The biographer is also quite sensitive to the nuances of the literary debates. In 1937, Agyeya defended veteran Hindi poet Maithilisharan Gupt (who was sharply criticised by Shivdan Singh Chauhan, the Marxist critic, in a provocative but thoughtful assessment of literary trends), and described him as a ‘voice of faith’ in ‘an age of denial’. As a matter of fact, this could be an apt description of Agyeya’s own oeuvre. Commenting on this debate, Mukul perceptibly notes, “Yet many of his (Chauhan’s) observations were not far off from the direction in which Agyeya’s own thinking was headed.”

Nuanced and educative

What makes this fascinating biography uniquely educative (yes, educative) for those not well versed with the cultural contours of the freedom movement is its exploration of the relationship between intellectuals and the political leadership. Jainendra Kumar, another towering figure, was personally close to Gandhi and other top leaders of the Congress; yet in an interview, Jainendra “declared that there was no place for patriotic nationalism in literature, and that ‘Vande Mataram’ and ‘Inquilab zindabad’ could be used disingenuously.’” Mukul’s comment on this is telling, “Jainendra would likely have miffed India’s present day nationalists.” When Nehru ‘apologising for the delay’ finally sent his foreword to Prison Days and Other Poems, a collection of Agyeya’s English poems, “it was worth the wait,” being a sensitive reflection of the poems not an ideological pontification.

Mukul concludes with these words, “With his eclectic talents and wide interest, his cosmopolitanism and his rootedness, his closeness to power and his rejection of it, Agyeya is a complicated icon.

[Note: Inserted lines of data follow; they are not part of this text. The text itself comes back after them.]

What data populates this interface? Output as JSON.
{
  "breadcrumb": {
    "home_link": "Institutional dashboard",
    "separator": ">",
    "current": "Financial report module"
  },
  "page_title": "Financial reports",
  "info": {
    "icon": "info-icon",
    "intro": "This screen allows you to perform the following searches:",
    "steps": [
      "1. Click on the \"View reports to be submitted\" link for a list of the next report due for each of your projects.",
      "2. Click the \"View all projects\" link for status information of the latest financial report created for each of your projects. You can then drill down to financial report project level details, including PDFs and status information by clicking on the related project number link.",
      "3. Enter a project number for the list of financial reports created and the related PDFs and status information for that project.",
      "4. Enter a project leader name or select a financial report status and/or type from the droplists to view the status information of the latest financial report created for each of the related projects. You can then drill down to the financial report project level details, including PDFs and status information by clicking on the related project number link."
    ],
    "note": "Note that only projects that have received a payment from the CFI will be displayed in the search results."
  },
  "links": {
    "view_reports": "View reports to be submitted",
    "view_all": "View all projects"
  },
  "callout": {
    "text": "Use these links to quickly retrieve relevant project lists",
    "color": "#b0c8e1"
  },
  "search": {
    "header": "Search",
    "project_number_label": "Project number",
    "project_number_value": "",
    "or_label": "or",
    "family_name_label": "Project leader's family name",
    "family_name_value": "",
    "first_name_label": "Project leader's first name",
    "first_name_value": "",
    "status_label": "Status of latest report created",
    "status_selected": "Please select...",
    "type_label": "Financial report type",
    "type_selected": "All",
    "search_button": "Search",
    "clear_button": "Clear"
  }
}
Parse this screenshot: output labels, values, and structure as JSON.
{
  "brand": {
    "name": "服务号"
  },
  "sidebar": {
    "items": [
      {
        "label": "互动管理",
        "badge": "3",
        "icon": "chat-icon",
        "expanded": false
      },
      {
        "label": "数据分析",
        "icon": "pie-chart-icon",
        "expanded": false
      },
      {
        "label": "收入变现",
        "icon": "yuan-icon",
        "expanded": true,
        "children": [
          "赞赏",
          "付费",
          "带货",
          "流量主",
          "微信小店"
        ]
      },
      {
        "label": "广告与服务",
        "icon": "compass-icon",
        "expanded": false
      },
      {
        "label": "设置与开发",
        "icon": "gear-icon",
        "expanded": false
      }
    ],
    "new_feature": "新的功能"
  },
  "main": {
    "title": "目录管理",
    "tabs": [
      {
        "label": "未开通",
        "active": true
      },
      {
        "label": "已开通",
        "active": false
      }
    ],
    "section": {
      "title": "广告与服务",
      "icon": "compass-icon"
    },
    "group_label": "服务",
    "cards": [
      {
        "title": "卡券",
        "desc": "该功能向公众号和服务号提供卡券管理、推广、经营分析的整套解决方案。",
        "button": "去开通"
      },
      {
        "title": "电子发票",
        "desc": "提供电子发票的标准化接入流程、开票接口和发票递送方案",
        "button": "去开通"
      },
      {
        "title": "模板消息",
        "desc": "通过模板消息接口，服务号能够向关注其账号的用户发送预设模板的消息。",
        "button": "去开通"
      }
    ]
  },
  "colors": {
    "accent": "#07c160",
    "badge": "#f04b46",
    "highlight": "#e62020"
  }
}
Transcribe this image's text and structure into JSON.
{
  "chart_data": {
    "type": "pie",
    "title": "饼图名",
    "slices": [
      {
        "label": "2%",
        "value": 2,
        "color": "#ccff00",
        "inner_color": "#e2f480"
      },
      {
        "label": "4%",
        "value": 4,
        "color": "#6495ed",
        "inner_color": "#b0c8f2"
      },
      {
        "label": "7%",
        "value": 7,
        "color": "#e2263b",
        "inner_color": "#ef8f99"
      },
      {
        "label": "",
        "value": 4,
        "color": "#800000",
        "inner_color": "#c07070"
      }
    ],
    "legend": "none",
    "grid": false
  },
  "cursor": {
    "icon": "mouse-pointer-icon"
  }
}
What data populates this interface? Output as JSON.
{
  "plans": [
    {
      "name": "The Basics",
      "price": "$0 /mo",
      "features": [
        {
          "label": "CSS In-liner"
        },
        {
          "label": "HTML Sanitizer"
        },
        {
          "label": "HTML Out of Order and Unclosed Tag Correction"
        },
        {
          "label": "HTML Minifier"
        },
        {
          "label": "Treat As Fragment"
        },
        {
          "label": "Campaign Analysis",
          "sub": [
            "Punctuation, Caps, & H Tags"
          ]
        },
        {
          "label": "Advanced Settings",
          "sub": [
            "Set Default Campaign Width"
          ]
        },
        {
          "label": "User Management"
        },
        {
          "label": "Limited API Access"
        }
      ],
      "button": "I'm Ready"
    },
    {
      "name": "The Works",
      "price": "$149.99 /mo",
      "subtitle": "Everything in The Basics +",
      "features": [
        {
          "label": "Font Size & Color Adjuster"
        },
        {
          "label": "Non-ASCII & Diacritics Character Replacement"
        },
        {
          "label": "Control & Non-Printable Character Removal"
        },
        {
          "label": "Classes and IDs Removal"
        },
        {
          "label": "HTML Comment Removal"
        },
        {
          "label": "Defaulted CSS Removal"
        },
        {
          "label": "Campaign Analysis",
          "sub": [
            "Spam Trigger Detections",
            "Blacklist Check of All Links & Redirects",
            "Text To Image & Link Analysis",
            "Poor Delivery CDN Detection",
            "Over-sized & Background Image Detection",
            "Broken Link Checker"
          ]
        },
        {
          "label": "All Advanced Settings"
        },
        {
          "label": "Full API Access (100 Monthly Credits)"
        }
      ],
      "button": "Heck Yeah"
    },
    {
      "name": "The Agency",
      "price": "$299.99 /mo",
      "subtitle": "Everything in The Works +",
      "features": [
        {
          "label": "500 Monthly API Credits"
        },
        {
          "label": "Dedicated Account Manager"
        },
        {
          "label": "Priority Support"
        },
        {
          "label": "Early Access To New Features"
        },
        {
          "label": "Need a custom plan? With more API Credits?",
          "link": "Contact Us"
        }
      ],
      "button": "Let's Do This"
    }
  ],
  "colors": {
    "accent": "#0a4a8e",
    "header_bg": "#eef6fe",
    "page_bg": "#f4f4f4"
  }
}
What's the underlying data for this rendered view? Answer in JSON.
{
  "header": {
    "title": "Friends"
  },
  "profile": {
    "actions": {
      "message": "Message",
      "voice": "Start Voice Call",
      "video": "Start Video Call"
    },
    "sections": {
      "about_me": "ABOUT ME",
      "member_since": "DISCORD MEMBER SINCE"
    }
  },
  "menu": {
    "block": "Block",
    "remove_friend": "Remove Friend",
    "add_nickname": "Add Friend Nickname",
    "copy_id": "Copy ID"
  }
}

By shining a light into the corners of his individual history, I hope the India of his time, and ours may appear a little less monolithic as well.” Quoting Agyeya’s poem ‘Kal Ki Gada’ ( Time’s Hammer), he adds, “Agyeya would no doubt fatalistically dismiss concerns about his continued legacy, ‘Time’s hammer/ Will fall on me one day/ I shall not like the hammer/ But will Time relish/ The too small sound/ Of its falling?”

Surely, this unputdownable biography shines a light not only into the corners of Agyeya’s individual history but also on various aspects of the cultural history of 20th century India.

Writer. Rebel. Soldier. Lover: The Many Lives of Agyeya; Akshaya Mukul, Vintage Books, ₹999.

The reviewer is a leading critic, writer, public intellectual and scholar of Kabir, Hinduism, the Mahabharata and Nehru.